To this, Rabbi Ray Artz, who studied with Kaplan at the seminary, comments, “True idealistic pragmatists are always looking to see things in a new way in order to address new problems of which they become aware. Both Kaplan and, in his own way, Heschel were struggling with their understanding of their own existential Jewish meaning. Therefore, they had to create dynamic rhetoric, each in his own way, in order for them to contend with their own doubts and hopes.”
“True idealistic pragmatists are always looking to see things in a new way in order to address new problems of which they become aware. Both Kaplan and, in his own way, Heschel were struggling with their understanding of their own existential Jewish meaning. Therefore, they had to create dynamic rhetoric, each in his own way, in order for them to contend with their own doubts and hopes.”
Rabbi Ray Artz
An interesting dynamic of the name ivri is that within the Torah it is not used by Abraham and Sarah’s descendants as an identity among themselves; rather, it is used as a way to identify with foreigners or used by foreigners to identify members of the Hebrew tribes. In relation to this, Jeremy Benstein points out in his fascinating book Hebrew Roots, Jewish Routes: A Tribal Language in a Global World: “Some even see this as a derogatory term from outside, an ethnic slur that others used, which the Israelites then appropriated for themselves. As biblical scholar Yitzhak Feder notes about the term ‘Hebrew,’ ‘the self-appropriation of the Other’s derogatory term serves as a subversive expression of self-empowerment, comparable to the use (albeit controversial) of [the N word] in hip-hop music.’”
One of the most direct uses of the term for self-identification is by Jonah, who when fleeing from God is confronted by sailors who ask him a number of questions including, “What is your country and of what people are you?” Jonah answered, “I am a Hebrew” (Jonah 1:8).
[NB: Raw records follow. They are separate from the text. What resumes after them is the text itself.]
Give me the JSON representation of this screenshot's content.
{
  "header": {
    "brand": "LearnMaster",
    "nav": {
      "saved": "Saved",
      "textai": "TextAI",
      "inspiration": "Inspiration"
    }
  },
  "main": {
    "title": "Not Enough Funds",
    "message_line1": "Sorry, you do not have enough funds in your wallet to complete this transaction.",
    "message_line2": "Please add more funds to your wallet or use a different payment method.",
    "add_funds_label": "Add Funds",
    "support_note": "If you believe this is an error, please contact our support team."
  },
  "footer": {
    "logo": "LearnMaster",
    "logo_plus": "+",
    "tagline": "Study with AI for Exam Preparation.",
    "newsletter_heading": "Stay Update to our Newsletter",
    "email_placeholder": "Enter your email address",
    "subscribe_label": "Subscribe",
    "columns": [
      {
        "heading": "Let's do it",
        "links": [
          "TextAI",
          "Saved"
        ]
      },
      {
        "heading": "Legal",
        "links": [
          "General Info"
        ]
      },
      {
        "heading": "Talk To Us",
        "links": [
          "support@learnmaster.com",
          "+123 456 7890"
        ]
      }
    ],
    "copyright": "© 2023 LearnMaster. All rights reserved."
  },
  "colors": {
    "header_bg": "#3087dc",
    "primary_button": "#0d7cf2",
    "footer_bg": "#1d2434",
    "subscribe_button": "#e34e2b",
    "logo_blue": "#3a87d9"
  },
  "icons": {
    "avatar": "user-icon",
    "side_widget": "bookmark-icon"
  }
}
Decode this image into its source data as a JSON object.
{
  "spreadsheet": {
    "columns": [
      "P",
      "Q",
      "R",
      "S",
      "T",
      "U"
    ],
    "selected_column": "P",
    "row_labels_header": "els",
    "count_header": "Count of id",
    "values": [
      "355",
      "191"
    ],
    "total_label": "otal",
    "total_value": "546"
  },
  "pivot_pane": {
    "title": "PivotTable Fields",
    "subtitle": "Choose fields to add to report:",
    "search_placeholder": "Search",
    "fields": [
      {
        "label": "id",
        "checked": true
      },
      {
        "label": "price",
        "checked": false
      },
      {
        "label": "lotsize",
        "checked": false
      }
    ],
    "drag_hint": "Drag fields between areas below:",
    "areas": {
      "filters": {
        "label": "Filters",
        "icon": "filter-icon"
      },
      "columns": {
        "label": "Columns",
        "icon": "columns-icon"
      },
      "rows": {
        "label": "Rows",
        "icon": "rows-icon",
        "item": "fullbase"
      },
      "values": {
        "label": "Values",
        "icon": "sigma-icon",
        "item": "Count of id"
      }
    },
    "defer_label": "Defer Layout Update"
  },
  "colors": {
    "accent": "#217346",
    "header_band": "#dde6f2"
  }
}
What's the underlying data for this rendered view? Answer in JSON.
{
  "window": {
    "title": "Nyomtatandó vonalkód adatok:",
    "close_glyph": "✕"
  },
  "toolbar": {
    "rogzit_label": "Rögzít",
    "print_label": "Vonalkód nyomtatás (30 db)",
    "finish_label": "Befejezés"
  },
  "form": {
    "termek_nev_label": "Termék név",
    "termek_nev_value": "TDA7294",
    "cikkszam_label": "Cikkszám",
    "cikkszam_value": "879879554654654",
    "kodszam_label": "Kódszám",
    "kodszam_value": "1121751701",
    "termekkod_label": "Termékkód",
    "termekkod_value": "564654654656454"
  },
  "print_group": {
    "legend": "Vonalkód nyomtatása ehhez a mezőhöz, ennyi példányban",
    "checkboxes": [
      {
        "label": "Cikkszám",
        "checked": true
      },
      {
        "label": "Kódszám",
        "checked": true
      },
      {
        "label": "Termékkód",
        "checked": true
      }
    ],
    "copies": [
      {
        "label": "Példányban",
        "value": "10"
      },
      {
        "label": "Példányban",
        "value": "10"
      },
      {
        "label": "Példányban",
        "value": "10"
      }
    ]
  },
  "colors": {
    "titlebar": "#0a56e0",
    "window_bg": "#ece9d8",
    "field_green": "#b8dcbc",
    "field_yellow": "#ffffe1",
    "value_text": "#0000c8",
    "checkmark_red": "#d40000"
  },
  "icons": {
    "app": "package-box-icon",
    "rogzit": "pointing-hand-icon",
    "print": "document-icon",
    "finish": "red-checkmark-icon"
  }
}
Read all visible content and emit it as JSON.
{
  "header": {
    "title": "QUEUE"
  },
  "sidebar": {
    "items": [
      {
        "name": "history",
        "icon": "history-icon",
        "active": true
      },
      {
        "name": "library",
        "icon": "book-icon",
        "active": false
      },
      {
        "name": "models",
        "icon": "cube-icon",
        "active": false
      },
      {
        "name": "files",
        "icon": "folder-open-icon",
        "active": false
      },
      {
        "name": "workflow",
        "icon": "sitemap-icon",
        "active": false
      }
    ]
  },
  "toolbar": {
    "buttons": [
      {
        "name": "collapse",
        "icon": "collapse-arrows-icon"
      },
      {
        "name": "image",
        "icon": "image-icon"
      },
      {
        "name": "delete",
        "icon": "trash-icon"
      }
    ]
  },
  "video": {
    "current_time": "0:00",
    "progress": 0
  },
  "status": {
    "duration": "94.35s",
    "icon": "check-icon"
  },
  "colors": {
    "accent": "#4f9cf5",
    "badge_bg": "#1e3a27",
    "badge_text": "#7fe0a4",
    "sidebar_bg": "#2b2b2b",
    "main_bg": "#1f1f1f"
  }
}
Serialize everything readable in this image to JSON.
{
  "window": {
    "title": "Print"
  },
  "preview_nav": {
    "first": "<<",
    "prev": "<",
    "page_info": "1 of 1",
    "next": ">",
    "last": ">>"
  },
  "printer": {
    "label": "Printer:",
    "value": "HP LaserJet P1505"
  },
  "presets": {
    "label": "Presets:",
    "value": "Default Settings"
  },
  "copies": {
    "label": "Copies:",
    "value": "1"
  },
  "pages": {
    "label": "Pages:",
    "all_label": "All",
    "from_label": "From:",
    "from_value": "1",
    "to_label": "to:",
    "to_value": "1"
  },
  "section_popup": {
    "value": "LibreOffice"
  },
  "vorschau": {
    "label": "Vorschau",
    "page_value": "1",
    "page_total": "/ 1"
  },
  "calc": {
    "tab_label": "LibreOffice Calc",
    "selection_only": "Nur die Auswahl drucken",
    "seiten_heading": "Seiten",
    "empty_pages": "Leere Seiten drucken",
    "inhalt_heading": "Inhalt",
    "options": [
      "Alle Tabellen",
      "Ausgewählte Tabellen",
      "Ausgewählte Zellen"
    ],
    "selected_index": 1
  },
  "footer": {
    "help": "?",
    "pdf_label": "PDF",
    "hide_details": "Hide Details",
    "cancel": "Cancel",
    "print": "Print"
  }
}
Similar to Abraham, Jonah takes a journey. That is to say, the name expresses physical movement – one from the other side.
But there is another movement contained within the word ivri: an inner movement that includes spiritual growth and spiritual wrestling. Abraham not only leaves his birthplace and travels/moves to Israel, but he also discovers within himself a radical new way of understanding God. While Jonah, although reluctantly, tries to come to terms with a God who prefers mercy and tshuvah (turning, changing one’s ways to more righteous living) over strict justice and punishment.
Ivri is not about stasis. Rabbi J. Leonard Levy wrote, “Variation is a characteristic of living things... because life and change are co-extensive... Our bodies change; our minds change; our hearts change; the muscles of our bodies change; the capillaries, the arteries – everything changes, and ultimately, we die; for life is made up of a series of progressive changes.”
Change is the constant of our lives (part of the appeal of ritual is it provides an anchor in the sea of those changes). Change affects us in a number of ways. How do we incorporate change into our lives? Are we willing to change when needed or do we put up resistance? How do we feel, how do we adapt to the pace of the many developments in the world – what Popes Francis I and Benedict XVI called “rapidification.”
In response to that constant of change in our lives and in our world, we inherit from Abraham haivri, Abraham the Hebrew, a reminder that the existential footprint of the journey of our lives is one of internal and external movement. ■
The writer, a Reconstructionist rabbi, is the rabbi emeritus of the Israel Congregation in Manchester Center, Vermont. He teaches at the Arava Institute for Environmental Studies on Kibbutz Ketura and at Bennington College.